Speaking at a corporate governance event, Mr Shanmugam said the next generation of leaders have been given different portfolios.
"The phase we are at now internally is that a team has been formed," he said. "That team has been put through its paces, has held a variety of ministerial portfolios. They still need a little bit more time with Singaporeans so that Singaporeans can see them and assess them for themselves."
Mr Shanmugam said there is a "small group" of young ministers who meet regularly every week.
"In fact many of the policies are now being thought through, discussed, even designed by a younger group of ministers who meet without the PM or the senior ministers present. Every week," he said.
"And then they put it to the entire Cabinet. And we look at it. So that gives them a sense of each other, a sense of assessing each other, how they can work with each other. And then we have told them, you go and choose who amongst you is going to be the primus inter pares."
Mr Shanmugam said that an indication of who will become Singapore's next prime minister could come from the People's Action Party's Central Executive Committee election which is slated for later this year.
READ: Singapore's next PM 'very likely' already in Cabinet, says PM Lee
"This year, there will be a party conference in Singapore, (in) PAP, which happens once every two years. There will be a CEC elected," said Mr Shanmugam.

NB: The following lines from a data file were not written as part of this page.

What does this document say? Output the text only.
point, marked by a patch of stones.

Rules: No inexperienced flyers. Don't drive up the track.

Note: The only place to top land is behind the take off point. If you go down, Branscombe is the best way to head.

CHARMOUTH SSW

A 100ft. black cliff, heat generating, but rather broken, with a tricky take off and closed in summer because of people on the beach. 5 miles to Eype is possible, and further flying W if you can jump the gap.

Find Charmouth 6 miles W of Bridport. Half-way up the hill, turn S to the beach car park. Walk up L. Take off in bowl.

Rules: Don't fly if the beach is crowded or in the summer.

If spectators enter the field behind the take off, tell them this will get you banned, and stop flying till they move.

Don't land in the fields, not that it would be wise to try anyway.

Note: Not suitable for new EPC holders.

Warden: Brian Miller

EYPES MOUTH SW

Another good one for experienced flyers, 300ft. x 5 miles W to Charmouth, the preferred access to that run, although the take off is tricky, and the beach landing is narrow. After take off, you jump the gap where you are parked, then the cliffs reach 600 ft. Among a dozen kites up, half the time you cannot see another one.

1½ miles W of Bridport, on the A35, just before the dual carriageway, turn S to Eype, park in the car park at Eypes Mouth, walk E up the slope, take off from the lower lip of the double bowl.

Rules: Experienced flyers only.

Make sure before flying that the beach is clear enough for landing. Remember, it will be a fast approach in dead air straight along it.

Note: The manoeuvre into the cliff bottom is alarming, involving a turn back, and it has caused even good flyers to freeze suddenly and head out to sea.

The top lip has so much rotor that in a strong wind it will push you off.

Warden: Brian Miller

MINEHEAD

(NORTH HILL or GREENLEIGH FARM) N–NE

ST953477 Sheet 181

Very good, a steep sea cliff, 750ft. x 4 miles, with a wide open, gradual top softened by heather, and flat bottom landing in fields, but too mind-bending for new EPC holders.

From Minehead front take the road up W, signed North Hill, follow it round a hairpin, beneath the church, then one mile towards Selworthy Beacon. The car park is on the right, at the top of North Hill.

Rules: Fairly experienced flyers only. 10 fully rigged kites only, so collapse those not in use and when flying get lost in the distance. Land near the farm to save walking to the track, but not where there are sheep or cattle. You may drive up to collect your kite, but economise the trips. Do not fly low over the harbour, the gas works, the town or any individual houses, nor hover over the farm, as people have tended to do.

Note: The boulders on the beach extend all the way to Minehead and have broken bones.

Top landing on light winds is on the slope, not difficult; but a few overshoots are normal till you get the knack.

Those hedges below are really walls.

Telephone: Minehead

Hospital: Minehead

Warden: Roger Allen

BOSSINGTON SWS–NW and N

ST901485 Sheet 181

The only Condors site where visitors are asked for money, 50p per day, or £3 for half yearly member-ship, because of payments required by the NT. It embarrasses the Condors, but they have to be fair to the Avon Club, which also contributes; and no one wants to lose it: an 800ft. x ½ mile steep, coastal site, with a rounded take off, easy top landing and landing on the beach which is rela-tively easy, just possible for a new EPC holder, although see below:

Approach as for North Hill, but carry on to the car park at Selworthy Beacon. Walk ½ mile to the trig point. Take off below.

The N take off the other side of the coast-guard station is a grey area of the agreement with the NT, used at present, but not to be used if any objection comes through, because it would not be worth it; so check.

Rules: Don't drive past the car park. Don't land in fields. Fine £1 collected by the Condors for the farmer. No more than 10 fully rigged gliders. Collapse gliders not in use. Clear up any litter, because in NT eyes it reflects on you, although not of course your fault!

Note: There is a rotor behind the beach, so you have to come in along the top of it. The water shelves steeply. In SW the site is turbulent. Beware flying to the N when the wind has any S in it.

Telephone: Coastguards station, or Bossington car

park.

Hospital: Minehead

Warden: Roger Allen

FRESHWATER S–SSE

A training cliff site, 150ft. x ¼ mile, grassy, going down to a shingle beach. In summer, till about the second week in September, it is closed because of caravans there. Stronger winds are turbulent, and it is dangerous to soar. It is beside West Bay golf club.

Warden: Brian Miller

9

"Look out for the slate of candidates elected. Look at the positions they hold and that should give you an indication of where the transition process is and from there ...
"Next year will be an important year because PM said he would step down in four years.
"There has got to be a general election before that and some sort of indication to the public as to what the slate looks like in terms of the top leadership well before the GE. So look out for the CEC, look out for changes next year that should indicate to you how things are working out," he added.